By Agence France-Presse
Dozens more were hurt in the accident, some of them seriously, and overwhelmed local hospitals ran out of space for the dead, forcing them to leave some bodies outside.
The disaster, near Amritsar in the north of the country on Friday, led to new demands for safety reforms to India's accident-plagued railway system, which records thousands of deaths each year.
Reports said the train hit scores of people who had gathered on tracks to watch the burning of a firework-packed effigy of the demon king Ravana for a Hindu festival.

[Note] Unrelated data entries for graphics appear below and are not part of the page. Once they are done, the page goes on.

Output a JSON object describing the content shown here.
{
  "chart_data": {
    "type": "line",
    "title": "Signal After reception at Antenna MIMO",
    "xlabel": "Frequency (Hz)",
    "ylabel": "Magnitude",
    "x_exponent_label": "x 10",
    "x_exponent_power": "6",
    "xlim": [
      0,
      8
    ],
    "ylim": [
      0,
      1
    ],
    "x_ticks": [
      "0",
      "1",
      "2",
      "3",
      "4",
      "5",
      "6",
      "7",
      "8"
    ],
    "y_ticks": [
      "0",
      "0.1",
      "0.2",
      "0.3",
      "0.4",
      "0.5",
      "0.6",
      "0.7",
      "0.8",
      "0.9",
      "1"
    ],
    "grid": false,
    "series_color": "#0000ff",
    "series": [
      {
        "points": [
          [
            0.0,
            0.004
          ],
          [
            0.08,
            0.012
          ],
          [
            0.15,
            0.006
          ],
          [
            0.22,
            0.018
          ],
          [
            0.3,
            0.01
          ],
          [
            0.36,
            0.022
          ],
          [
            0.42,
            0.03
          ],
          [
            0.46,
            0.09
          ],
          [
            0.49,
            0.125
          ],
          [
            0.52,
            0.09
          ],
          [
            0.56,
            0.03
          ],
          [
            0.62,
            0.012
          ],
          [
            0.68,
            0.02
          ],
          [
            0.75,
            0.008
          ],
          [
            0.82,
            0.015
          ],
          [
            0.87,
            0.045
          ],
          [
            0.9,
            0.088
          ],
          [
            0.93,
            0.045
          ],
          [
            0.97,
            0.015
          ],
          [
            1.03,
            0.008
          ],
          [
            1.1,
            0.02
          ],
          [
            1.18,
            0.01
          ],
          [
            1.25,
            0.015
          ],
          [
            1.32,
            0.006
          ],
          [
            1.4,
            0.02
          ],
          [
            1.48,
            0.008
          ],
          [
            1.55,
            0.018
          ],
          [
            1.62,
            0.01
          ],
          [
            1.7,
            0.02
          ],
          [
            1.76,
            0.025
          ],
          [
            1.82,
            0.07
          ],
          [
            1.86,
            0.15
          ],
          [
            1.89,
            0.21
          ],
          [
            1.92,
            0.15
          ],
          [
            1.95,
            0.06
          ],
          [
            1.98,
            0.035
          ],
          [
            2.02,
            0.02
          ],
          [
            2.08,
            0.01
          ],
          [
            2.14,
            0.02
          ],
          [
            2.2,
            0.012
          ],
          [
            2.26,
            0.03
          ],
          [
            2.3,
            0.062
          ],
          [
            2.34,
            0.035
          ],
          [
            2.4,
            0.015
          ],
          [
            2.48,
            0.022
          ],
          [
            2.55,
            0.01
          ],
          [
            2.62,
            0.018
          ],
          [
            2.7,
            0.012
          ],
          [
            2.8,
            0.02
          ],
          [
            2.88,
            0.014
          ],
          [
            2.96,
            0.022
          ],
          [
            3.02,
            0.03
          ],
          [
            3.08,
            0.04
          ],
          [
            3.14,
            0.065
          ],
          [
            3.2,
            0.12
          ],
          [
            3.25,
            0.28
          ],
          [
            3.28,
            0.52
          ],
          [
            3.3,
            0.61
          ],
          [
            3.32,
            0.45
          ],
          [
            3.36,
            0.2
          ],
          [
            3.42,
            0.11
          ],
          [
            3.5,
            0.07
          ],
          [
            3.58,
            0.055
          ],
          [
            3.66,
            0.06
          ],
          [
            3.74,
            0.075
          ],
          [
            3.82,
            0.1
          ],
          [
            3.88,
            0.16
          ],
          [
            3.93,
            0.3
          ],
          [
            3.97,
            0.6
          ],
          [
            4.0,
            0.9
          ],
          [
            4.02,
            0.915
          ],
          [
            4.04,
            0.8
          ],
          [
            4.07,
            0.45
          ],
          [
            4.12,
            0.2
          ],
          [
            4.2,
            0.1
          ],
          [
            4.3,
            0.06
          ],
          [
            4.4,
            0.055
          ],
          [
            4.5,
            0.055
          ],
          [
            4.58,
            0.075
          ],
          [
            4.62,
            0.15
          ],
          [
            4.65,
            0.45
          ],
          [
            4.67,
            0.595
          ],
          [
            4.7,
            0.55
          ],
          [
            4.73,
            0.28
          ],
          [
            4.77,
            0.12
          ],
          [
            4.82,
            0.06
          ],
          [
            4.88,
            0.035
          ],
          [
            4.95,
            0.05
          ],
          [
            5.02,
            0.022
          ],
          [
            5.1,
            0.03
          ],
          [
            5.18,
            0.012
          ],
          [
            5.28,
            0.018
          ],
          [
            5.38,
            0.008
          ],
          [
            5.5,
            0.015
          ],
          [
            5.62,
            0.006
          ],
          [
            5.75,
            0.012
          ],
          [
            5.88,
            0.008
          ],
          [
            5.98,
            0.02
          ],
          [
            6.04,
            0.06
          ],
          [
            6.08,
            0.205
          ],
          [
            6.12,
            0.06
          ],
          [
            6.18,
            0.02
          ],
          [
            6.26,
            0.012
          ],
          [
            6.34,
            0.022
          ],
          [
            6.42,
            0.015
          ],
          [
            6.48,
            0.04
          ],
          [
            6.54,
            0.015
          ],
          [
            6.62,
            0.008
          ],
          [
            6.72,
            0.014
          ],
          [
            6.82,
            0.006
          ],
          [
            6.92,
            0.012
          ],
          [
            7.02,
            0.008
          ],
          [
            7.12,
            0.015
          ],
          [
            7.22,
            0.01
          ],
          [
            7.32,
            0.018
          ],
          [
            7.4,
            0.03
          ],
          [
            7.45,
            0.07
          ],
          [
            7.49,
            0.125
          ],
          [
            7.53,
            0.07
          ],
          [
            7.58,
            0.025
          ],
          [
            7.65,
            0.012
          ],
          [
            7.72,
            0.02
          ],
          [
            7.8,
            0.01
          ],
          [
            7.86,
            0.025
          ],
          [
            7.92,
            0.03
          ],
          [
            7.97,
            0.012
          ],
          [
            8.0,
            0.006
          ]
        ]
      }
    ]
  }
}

Police said victims did not hear the Jalandhar-Amritsar express arriving because the noise was drowned out by firecrackers.
Another train had narrowly missed the crowds two minutes earlier, officials said.
Many bodies were badly dismembered and police said identification of the victims could take several days, officials said.
Amritsar's main hospital did not have enough space in its morgue, and some corpses were laid outside.
Hardeep Singh, chief medical officer for Amritsar, told AFP 59 deaths had been confirmed and 90 people had been injured.
Singh said only 25 bodies had been identified so far.
Media reports said there were 61 dead.
The funerals of some victims were held Saturday and the accident brought widespread demands for tough action by authorities.
Punjab state governor V.P. Singh Badnore said: "Those who need to be punished will be punished and accountability will be fixed."
A 2012 government report described the loss of 15,000 passengers to rail accidents every year in India as a "massacre". The government has pledged $137 billion over five years to modernise the crumbling network.
Railway minister Piyush Goyal returned early from a trip to the United States to go to Amritsar on Saturday. Punjab chief minister Amarinder Singh called off a trip to Israel to go to the disaster scene.